Well I thought I could figure it out but no. I went through a lot of the possibilities and there’s just too many for either of the two guys to reduce it to one answer. There’s probably some trick I’m missing.

16

The original people only know the answer and are supposed to come up with the original two numbers. Nowhere does it say they could figure out the original two numbers with the information they had been given. they have an easier problem than us. They are not super geniuses.

17

I believe this puzzle was first proposed by Martin Gardner.

Indistinguishable has the right answer according to the rec.puzzles FAQ.

18

Mindwanderer – You’re on the same track I am.

I haven’t read Indistinguishable’s answer, cause it’s more fun to work it out together.

Here’s my thoughts:

[spoiler]FYI, we can rule out even numbers for the sum, if we believe Goldbach’s conjecture, which I think we do for numbers under 200. So the list of possible sums is basically all (odd) S such that S-2 is not prime, and 2+2< S <99+99

I’m not sure, though why you left out 11 from your list in the second post. I assume you stopped at 37 because the pattern was obvious the rest of the way and didn’t want to bother.
But like you I also don’t see any other way other than brute force to go from the list of possible sums to which one fits the problem.
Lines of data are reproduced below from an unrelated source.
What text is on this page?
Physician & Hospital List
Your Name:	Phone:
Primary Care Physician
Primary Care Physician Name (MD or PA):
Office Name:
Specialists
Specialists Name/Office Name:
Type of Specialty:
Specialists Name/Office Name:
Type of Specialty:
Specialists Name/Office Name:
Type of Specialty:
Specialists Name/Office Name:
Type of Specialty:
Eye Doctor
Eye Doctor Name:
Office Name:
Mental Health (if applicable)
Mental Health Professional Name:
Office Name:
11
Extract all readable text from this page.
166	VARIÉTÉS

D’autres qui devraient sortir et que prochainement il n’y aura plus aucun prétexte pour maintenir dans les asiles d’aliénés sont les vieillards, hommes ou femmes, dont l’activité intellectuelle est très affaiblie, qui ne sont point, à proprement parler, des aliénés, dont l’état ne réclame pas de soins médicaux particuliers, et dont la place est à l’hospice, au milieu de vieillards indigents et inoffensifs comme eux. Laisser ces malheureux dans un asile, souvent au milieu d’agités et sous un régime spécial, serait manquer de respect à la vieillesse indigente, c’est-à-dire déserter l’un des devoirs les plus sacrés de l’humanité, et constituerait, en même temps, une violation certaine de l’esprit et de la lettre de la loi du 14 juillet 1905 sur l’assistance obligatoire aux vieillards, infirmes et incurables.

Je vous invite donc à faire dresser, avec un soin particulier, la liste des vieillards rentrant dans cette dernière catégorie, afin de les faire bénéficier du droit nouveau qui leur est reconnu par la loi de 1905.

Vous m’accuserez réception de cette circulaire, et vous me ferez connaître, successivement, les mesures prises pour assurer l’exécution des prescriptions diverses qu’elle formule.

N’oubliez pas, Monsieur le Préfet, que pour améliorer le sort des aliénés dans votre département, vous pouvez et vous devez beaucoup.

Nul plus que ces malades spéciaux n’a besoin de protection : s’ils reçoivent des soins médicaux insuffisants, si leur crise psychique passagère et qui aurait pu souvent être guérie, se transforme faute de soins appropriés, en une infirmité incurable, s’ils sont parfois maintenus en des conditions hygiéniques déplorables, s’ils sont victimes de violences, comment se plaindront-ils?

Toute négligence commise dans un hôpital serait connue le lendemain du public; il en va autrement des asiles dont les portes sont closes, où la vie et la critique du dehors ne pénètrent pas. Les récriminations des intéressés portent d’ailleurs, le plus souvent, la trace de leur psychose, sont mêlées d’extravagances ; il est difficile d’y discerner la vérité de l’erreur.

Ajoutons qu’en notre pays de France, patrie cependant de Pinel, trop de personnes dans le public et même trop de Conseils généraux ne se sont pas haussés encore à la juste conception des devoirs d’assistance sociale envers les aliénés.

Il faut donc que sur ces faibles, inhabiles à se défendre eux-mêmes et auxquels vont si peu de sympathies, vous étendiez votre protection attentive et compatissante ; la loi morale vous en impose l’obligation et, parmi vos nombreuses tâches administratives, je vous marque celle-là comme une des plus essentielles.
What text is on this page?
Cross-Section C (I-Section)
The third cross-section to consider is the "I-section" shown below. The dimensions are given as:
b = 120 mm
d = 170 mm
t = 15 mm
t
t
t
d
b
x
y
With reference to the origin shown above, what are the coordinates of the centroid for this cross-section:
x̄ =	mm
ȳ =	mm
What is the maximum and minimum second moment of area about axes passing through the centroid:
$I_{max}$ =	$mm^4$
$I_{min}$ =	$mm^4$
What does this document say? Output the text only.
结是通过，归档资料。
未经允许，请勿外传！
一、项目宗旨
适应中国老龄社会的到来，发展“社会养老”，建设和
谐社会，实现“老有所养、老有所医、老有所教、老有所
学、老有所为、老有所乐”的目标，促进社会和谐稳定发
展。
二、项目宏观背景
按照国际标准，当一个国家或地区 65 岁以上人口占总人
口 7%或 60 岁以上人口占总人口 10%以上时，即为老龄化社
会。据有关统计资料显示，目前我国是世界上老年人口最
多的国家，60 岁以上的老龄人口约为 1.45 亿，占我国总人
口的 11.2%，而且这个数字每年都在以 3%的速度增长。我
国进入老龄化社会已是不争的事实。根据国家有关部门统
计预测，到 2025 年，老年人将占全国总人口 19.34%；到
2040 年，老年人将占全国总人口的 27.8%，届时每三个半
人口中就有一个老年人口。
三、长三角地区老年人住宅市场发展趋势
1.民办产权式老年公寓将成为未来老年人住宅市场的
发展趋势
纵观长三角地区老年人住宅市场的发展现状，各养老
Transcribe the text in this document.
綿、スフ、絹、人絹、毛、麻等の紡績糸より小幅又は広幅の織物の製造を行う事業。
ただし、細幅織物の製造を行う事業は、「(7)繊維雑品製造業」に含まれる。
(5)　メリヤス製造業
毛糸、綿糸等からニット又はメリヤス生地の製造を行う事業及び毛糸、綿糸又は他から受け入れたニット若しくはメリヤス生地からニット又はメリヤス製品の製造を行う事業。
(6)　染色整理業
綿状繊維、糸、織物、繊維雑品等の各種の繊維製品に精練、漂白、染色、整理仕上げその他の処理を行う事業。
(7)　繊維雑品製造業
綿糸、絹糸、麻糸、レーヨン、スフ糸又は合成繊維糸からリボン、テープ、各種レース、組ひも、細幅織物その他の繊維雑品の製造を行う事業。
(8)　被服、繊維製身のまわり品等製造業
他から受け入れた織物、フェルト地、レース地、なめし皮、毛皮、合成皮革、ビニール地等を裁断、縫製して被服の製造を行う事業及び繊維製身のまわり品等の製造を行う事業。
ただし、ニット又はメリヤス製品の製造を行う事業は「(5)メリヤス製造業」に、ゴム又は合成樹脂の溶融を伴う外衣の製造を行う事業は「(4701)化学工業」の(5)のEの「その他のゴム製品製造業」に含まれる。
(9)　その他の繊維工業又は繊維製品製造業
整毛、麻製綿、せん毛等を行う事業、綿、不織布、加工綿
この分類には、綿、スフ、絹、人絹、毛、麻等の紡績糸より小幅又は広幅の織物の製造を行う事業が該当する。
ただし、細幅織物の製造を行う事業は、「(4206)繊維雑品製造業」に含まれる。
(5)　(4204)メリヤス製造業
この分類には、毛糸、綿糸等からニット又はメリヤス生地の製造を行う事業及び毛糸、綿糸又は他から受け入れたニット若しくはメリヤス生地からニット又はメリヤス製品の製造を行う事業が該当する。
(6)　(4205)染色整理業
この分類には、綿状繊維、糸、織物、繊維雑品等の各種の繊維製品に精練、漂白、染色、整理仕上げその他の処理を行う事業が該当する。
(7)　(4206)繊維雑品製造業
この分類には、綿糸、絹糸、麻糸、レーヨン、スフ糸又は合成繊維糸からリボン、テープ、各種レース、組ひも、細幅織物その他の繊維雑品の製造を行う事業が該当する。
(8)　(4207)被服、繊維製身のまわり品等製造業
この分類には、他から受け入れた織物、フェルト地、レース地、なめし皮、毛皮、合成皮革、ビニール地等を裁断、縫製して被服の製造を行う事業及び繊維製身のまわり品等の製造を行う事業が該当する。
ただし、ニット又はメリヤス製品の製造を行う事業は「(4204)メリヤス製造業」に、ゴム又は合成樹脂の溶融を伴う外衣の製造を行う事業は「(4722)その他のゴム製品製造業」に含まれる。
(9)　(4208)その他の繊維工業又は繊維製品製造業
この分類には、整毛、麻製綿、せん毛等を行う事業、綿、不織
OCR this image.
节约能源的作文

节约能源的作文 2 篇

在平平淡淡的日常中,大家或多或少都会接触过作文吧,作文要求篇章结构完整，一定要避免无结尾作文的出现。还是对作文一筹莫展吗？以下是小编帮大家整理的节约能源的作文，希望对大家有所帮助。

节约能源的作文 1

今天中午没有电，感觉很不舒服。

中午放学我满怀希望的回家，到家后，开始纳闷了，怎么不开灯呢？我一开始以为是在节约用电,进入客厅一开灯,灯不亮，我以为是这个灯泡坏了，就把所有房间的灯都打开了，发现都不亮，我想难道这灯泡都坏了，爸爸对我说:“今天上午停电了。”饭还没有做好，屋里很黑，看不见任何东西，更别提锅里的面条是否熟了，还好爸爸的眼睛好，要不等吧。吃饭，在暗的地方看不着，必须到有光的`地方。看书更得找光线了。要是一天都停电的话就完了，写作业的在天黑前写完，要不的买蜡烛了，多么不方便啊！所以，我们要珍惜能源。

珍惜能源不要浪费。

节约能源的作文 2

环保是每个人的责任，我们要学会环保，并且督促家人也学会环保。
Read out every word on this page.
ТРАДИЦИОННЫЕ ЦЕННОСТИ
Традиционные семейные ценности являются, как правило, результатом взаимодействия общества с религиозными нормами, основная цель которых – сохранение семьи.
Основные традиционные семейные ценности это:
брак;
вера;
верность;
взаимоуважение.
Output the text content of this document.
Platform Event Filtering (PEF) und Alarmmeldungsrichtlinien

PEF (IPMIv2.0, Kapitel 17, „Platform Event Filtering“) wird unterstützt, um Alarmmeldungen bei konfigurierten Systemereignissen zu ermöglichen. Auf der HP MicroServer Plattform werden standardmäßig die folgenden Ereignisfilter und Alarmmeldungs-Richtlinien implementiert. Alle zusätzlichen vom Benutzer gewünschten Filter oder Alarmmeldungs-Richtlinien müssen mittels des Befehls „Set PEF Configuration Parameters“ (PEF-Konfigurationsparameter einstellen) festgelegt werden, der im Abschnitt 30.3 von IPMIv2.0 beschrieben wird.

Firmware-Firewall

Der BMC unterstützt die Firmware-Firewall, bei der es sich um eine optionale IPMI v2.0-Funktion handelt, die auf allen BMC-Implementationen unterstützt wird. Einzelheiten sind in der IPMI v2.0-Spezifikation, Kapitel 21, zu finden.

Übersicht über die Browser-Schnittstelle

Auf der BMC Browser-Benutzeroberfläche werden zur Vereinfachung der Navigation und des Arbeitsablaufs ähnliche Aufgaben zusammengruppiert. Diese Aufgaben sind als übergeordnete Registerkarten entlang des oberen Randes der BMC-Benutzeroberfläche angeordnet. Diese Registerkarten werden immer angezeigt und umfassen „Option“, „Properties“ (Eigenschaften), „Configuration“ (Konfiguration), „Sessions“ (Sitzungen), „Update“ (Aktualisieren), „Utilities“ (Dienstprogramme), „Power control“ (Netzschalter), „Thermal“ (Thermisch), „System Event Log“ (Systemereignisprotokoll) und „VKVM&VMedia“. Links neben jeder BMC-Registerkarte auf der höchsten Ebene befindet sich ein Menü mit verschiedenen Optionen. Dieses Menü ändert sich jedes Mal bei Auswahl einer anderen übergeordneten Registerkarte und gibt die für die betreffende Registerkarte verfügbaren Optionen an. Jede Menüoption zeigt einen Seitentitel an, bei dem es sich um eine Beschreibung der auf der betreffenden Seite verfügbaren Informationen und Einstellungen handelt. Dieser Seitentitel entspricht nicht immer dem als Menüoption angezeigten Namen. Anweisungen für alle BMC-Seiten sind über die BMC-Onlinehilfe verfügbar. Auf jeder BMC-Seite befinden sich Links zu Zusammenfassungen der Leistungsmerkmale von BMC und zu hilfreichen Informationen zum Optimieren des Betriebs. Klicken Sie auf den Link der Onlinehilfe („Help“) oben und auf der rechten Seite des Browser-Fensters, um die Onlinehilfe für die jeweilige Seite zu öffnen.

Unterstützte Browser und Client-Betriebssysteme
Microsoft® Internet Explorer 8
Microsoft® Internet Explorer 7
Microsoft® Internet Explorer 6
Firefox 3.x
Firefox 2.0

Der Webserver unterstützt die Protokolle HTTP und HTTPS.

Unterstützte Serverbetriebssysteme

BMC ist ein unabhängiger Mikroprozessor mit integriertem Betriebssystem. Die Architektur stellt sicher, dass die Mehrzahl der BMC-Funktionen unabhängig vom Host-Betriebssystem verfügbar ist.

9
And I don’t have time to do it, but this seems to be the way:

First, for each possible S in the list, we need to write next to it each possible q,r (such that q + r =S) and their product, then go through the whole list and cross off every product that appears next to a different possible S.
[So for S=11, we’ve written down 2x9=18, 3x 8 = 24, 4x7 = 28, and 5x6 = 30. But we’ll cross off the 30, because next to S=17 we’ve written 2x 15 = 30 (and we’ll cross off the 30 next to S=17, too)]

And if every product for a given S is crossed off, we cross off that S, as well.

Now the remaining uncrossed S on the list are all ones where Mr P could determine which one it is after looking at the P, and knowing what Mr S said the first time. For instance if P= 18 or 24 or 28, the only possible S is 11.

But for Mr S to now know what P is, the S must have only one remaining product that’s not crossed off. So S=11 doesn’t work because Mr S doesn’t know whether P is 18, 24 or 28. So we need to go through the list of remaining S’s and see if any have only one product not crossed out. [/spoiler]
Or am I all wrong, here?

19

Huh? What do you mean by this? What is “the answer” if not the original two numbers?

Perhaps you mean that the answer is the sum and the product. But it’s easy to determine two numbers from their sum and their product: dividing their sum by two gives their average M. Then, we know that the two numbers take the form M+d and M-d for some common deviation d from the average. Thus, their product is (M+d)*(M-d) = M^2 - d^2. Thus, d is sqrt(M^2-product). Putting this all together, we have that the two numbers are sum/2 + sqrt((sum/2)^2-product) and sum/2 - sqrt((sum/2)^2-product).

(In my above code, I erroneously wrote the comment "–Thus, we rephrase “I don’t know the sum/product” into “I don’t know (a, b)” because of this, though, of course, that much is immediate; what this really tells us is that we can rephrase “I do know the sum/product” into “I do know (a, b)”.)

20

Actually, ignore this; rephrasing should take a statement into an equivalent one, not just one it implies, so what I originally said was fine.